Seton Hall’s First Annual University Parish Mission Highlights the Meaning of Hospitality
Thursday, January 22, 2026
Father Agustino Torres, CFR, preaching at the University Parish Mission
With engaging humor, Father Agustino Torres, CFR, beautifully brought life to Seton Hall University’s First Annual University Parish Mission, “Gratitude and Hospitality: Communicating the Gospel Message in the 21st Century,” on November 17-19, 2025. A 1999 Graduate of Seton Hall, Torres headlined the Mission sponsored by the Preaching as Hospitality Formation Program of Immaculate Conception Seminary School of Theology (ICSST).

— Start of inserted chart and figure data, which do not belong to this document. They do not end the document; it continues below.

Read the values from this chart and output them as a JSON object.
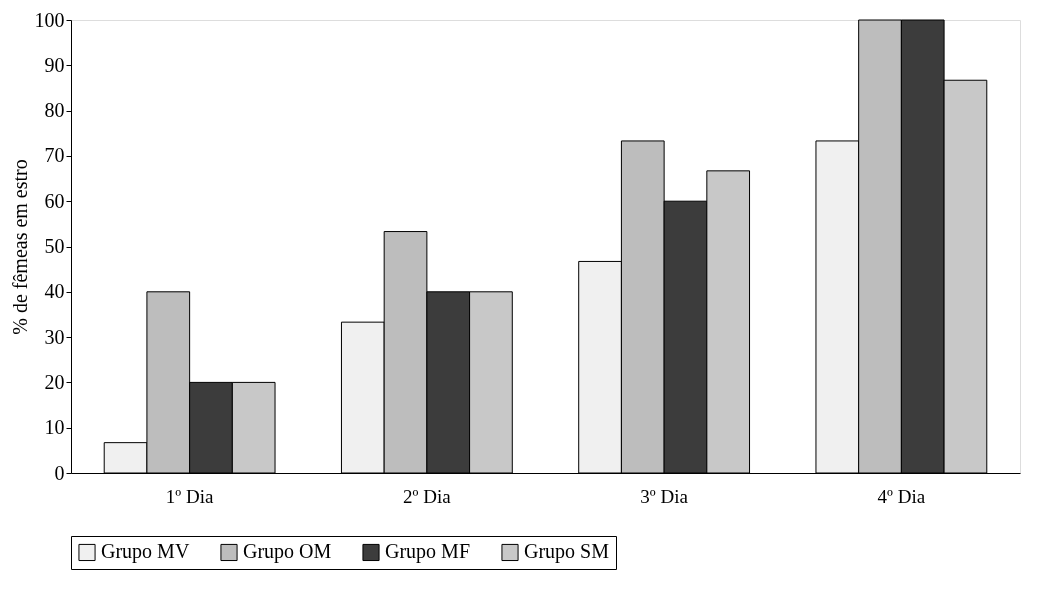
{
  "chart_data": {
    "type": "bar",
    "ylabel": "% de fêmeas em estro",
    "categories": [
      "1º Dia",
      "2º Dia",
      "3º Dia",
      "4º Dia"
    ],
    "series": [
      {
        "name": "Grupo MV",
        "color": "#f0f0f0",
        "values": [
          6.7,
          33.3,
          46.7,
          73.3
        ]
      },
      {
        "name": "Grupo OM",
        "color": "#bdbdbd",
        "values": [
          40,
          53.3,
          73.3,
          100
        ]
      },
      {
        "name": "Grupo MF",
        "color": "#3c3c3c",
        "values": [
          20,
          40,
          60,
          100
        ]
      },
      {
        "name": "Grupo SM",
        "color": "#c8c8c8",
        "values": [
          20,
          40,
          66.7,
          86.7
        ]
      }
    ],
    "ylim": [
      0,
      100
    ],
    "yticks": [
      0,
      10,
      20,
      30,
      40,
      50,
      60,
      70,
      80,
      90,
      100
    ],
    "grid": false,
    "legend": "bottom"
  }
}
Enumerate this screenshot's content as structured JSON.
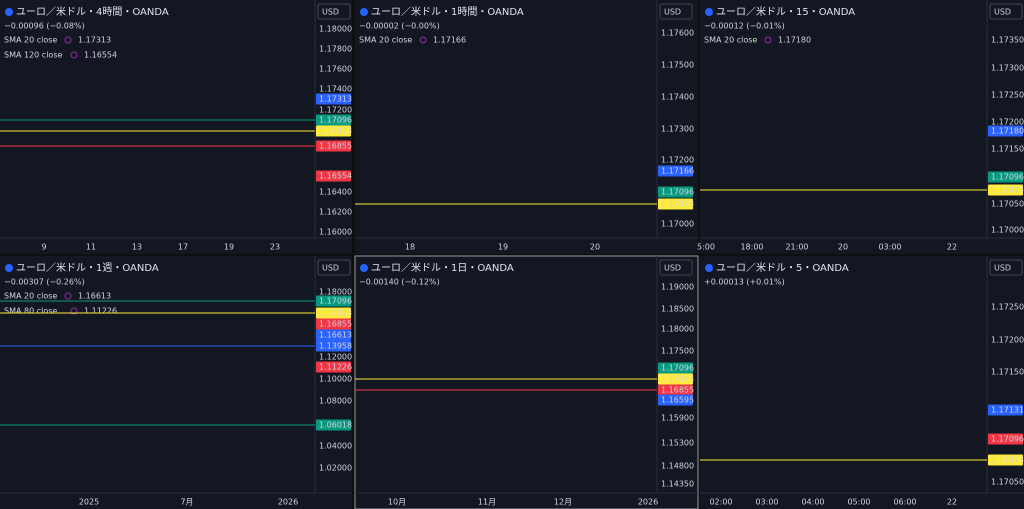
{
  "panels": [
    {
      "title": "ユーロ／米ドル・4時間・OANDA",
      "change": "−0.00096 (−0.08%)",
      "change_color": "#26a69a",
      "currency": "USD",
      "indicators": [
        {
          "label": "SMA 20 close",
          "value": "1.17313",
          "color": "#2962ff"
        },
        {
          "label": "SMA 120 close",
          "value": "1.16554",
          "color": "#f23645"
        }
      ],
      "price_axis": [
        "1.18000",
        "1.17800",
        "1.17600",
        "1.17400",
        "1.17200",
        "1.16400",
        "1.16200",
        "1.16000"
      ],
      "price_tags": [
        {
          "label": "1.17313",
          "color": "#2962ff"
        },
        {
          "label": "1.17096",
          "color": "#089981"
        },
        {
          "label": "1.17073",
          "color": "#ffeb3b"
        },
        {
          "label": "1.16855",
          "color": "#f23645"
        },
        {
          "label": "1.16554",
          "color": "#f23645"
        }
      ],
      "time_axis": [
        "9",
        "11",
        "13",
        "17",
        "19",
        "23"
      ]
    },
    {
      "title": "ユーロ／米ドル・1時間・OANDA",
      "change": "−0.00002 (−0.00%)",
      "change_color": "#26a69a",
      "currency": "USD",
      "indicators": [
        {
          "label": "SMA 20 close",
          "value": "1.17166",
          "color": "#2962ff"
        }
      ],
      "price_axis": [
        "1.17600",
        "1.17500",
        "1.17400",
        "1.17300",
        "1.17200",
        "1.17000"
      ],
      "price_tags": [
        {
          "label": "1.17166",
          "color": "#2962ff"
        },
        {
          "label": "1.17096",
          "color": "#089981"
        },
        {
          "label": "1.17073",
          "color": "#ffeb3b"
        }
      ],
      "time_axis": [
        "18",
        "19",
        "20"
      ]
    },
    {
      "title": "ユーロ／米ドル・15・OANDA",
      "change": "−0.00012 (−0.01%)",
      "change_color": "#26a69a",
      "currency": "USD",
      "indicators": [
        {
          "label": "SMA 20 close",
          "value": "1.17180",
          "color": "#2962ff"
        }
      ],
      "price_axis": [
        "1.17350",
        "1.17300",
        "1.17250",
        "1.17200",
        "1.17150",
        "1.17050",
        "1.17000"
      ],
      "price_tags": [
        {
          "label": "1.17180",
          "color": "#2962ff"
        },
        {
          "label": "1.17096",
          "color": "#089981"
        },
        {
          "label": "1.17073",
          "color": "#ffeb3b"
        }
      ],
      "time_axis": [
        "5:00",
        "18:00",
        "21:00",
        "20",
        "03:00",
        "22"
      ]
    },
    {
      "title": "ユーロ／米ドル・1週・OANDA",
      "change": "−0.00307 (−0.26%)",
      "change_color": "#26a69a",
      "currency": "USD",
      "indicators": [
        {
          "label": "SMA 20 close",
          "value": "1.16613",
          "color": "#2962ff"
        },
        {
          "label": "SMA 80 close",
          "value": "1.11226",
          "color": "#f23645"
        }
      ],
      "price_axis": [
        "1.18000",
        "1.12000",
        "1.10000",
        "1.08000",
        "1.04000",
        "1.02000"
      ],
      "price_tags": [
        {
          "label": "1.17096",
          "color": "#089981"
        },
        {
          "label": "1.17073",
          "color": "#ffeb3b"
        },
        {
          "label": "1.16855",
          "color": "#f23645"
        },
        {
          "label": "1.16613",
          "color": "#2962ff"
        },
        {
          "label": "1.13958",
          "color": "#2962ff"
        },
        {
          "label": "1.11226",
          "color": "#f23645"
        },
        {
          "label": "1.06018",
          "color": "#089981"
        }
      ],
      "time_axis": [
        "2025",
        "7月",
        "2026"
      ]
    },
    {
      "title": "ユーロ／米ドル・1日・OANDA",
      "change": "−0.00140 (−0.12%)",
      "change_color": "#26a69a",
      "currency": "USD",
      "indicators": [],
      "price_axis": [
        "1.19000",
        "1.18500",
        "1.18000",
        "1.17500",
        "1.15900",
        "1.15300",
        "1.14800",
        "1.14350"
      ],
      "price_tags": [
        {
          "label": "1.17096",
          "color": "#089981"
        },
        {
          "label": "1.17073",
          "color": "#ffeb3b"
        },
        {
          "label": "1.16855",
          "color": "#f23645"
        },
        {
          "label": "1.16595",
          "color": "#2962ff"
        }
      ],
      "time_axis": [
        "10月",
        "11月",
        "12月",
        "2026"
      ]
    },
    {
      "title": "ユーロ／米ドル・5・OANDA",
      "change": "+0.00013 (+0.01%)",
      "change_color": "#f23645",
      "currency": "USD",
      "indicators": [],
      "price_axis": [
        "1.17250",
        "1.17200",
        "1.17150",
        "1.17050"
      ],
      "price_tags": [
        {
          "label": "1.17131",
          "color": "#2962ff"
        },
        {
          "label": "1.17096",
          "color": "#f23645"
        },
        {
          "label": "1.17073",
          "color": "#ffeb3b"
        }
      ],
      "time_axis": [
        "02:00",
        "03:00",
        "04:00",
        "05:00",
        "06:00",
        "22"
      ]
    }
  ]
}
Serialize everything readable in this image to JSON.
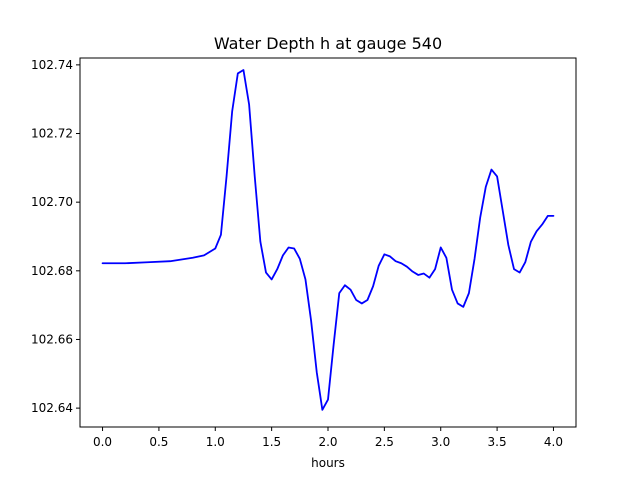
{
  "chart_data": {
    "type": "line",
    "title": "Water Depth h at gauge 540",
    "xlabel": "hours",
    "ylabel": "",
    "xlim": [
      -0.2,
      4.2
    ],
    "ylim": [
      102.6345,
      102.742
    ],
    "xticks": [
      0.0,
      0.5,
      1.0,
      1.5,
      2.0,
      2.5,
      3.0,
      3.5,
      4.0
    ],
    "xtick_labels": [
      "0.0",
      "0.5",
      "1.0",
      "1.5",
      "2.0",
      "2.5",
      "3.0",
      "3.5",
      "4.0"
    ],
    "yticks": [
      102.64,
      102.66,
      102.68,
      102.7,
      102.72,
      102.74
    ],
    "ytick_labels": [
      "102.64",
      "102.66",
      "102.68",
      "102.70",
      "102.72",
      "102.74"
    ],
    "grid": false,
    "legend": "none",
    "series": [
      {
        "color": "#0000ff",
        "x": [
          0.0,
          0.2,
          0.4,
          0.6,
          0.8,
          0.9,
          1.0,
          1.05,
          1.1,
          1.15,
          1.2,
          1.25,
          1.3,
          1.35,
          1.4,
          1.45,
          1.5,
          1.55,
          1.6,
          1.65,
          1.7,
          1.75,
          1.8,
          1.85,
          1.9,
          1.95,
          2.0,
          2.05,
          2.1,
          2.15,
          2.2,
          2.25,
          2.3,
          2.35,
          2.4,
          2.45,
          2.5,
          2.55,
          2.6,
          2.65,
          2.7,
          2.75,
          2.8,
          2.85,
          2.9,
          2.95,
          3.0,
          3.05,
          3.1,
          3.15,
          3.2,
          3.25,
          3.3,
          3.35,
          3.4,
          3.45,
          3.5,
          3.55,
          3.6,
          3.65,
          3.7,
          3.75,
          3.8,
          3.85,
          3.9,
          3.95,
          4.0
        ],
        "y": [
          102.6822,
          102.6822,
          102.6825,
          102.6828,
          102.6838,
          102.6845,
          102.6865,
          102.6905,
          102.7075,
          102.7265,
          102.7375,
          102.7385,
          102.7285,
          102.7075,
          102.6885,
          102.6795,
          102.6775,
          102.6805,
          102.6845,
          102.6868,
          102.6865,
          102.6835,
          102.6775,
          102.6655,
          102.6505,
          102.6395,
          102.6425,
          102.6585,
          102.6735,
          102.6758,
          102.6745,
          102.6715,
          102.6705,
          102.6715,
          102.6755,
          102.6815,
          102.6848,
          102.6842,
          102.6828,
          102.6822,
          102.6812,
          102.6798,
          102.6788,
          102.6792,
          102.678,
          102.6805,
          102.6868,
          102.6838,
          102.6745,
          102.6705,
          102.6695,
          102.6735,
          102.6835,
          102.6955,
          102.7045,
          102.7095,
          102.7075,
          102.6975,
          102.6875,
          102.6805,
          102.6795,
          102.6825,
          102.6885,
          102.6915,
          102.6935,
          102.696,
          102.696
        ]
      }
    ]
  }
}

The three-day event, held in Seton Hall’s Chapel of the Immaculate Conception, included Mass each evening, along with presentations, the opportunity to receive the Sacrament of Reconciliation and a reception in the Seminary refectory. In addition to Father Torres, featured speakers included Holly Wright and Lissete Barretto of Corazón Puro, the Bronx-based ministry co-founded by Father Torres and dedicated to faith formation in areas in need. Each night highlighted a different hospitable theme and Scripture passage.
Father Torres brought Christian hospitality to light through his own life experiences. His time serving poor communities in Honduras and the Bronx taught him that hospitality has Christ at its center; it is radical, something to both give and receive. Father Torres looks to these communities as examples: “To see Jesus in those that were offering hospitality, especially the poorest of the poor, because we really do learn it from the poor. But it makes us free. It gives us freedom.”
Hospitality is also an act of worship that requires sacrifice, but it always involves receiving a gift. Father Torres cited Genesis 18:1-15 as a model—just as Abraham and Sarah offered hospitality and sacrificed food, so we must be ready to offer hospitality and make a sacrifice. Recounting a story of raising pigs for the poor in Honduras, Father Torres showed how Abraham’s radical hospitality can echo today: “The joy of the people at receiving just this little packet of meat, and whatever they had made with the beans and the rice and the packet of meat that we gave, they gave it back to us. And they were saying, ‘Here, Father, we made this for you.’” Hospitality is something given and received, a sacrifice rewarded with a gift.
Wright and Barretto presented different expressions of radical hospitality in Scripture. Speaking on Mary of Bethany (Matthew 26:6-13), Wright demonstrated Mary’s radical hospitality to Jesus. By breaking the jar and pouring out the ointment, she healed her brokenness and rejection as she poured out everything she had. Wright encouraged the audience to learn from Mary and to pour out what we have for our own radical hospitality. “Let us learn from our lacking, our brokenness, from our own rejection wounds…How to break ourselves open and pour ourselves out to be a fragrant offering,” she said.
Barretto’s presentation on the Parable of the Good Samaritan (Luke 10:25-37) was inspired by her upbringing in New York City and a mission trip with Father Torres to the Texas-Mexico border. Accustomed to keeping to herself, as the priest and Levite did, Barretto was amazed when Father Torres immediately offered money to the poor and encouraged others to do the same. Her instincts said “no,” but compassion said “yes.” Barretto hopes that others will follow the Good Samaritan’s example of courageous hospitality and mercy over indifference. “Jesus calls each of us, you and I, to something deeper,” she said. “To welcome, to cross to the other side of the road and to love courageously.”
Participants responded to each evening with enthusiastic gratitude, some with much emotion, even tears, as they considered the inspiring testimony of the speakers, and the reminder of Christ’s great love for us. The next annual University Parish Mission will be held November 16 through November 18, 2026; the entire Seton Hall community is invited.
The Preaching as Hospitality Formation program of Immaculate Conception Seminary School of Theology seeks to form seminarians, diaconal students, and religious and lay graduate students of theology to be compelling preachers who will offer a hospitality of the heart as they break open the Word of God. The initiatives help to form preachers who will understand and embrace preaching as hospitality—a ministry of inviting, welcoming and offering compassion. The program also focuses on newly ordained priests and deacons and newly appointed pastors (less than five years) who are invited to re-imagine their preaching through the lens of Christian hospitality.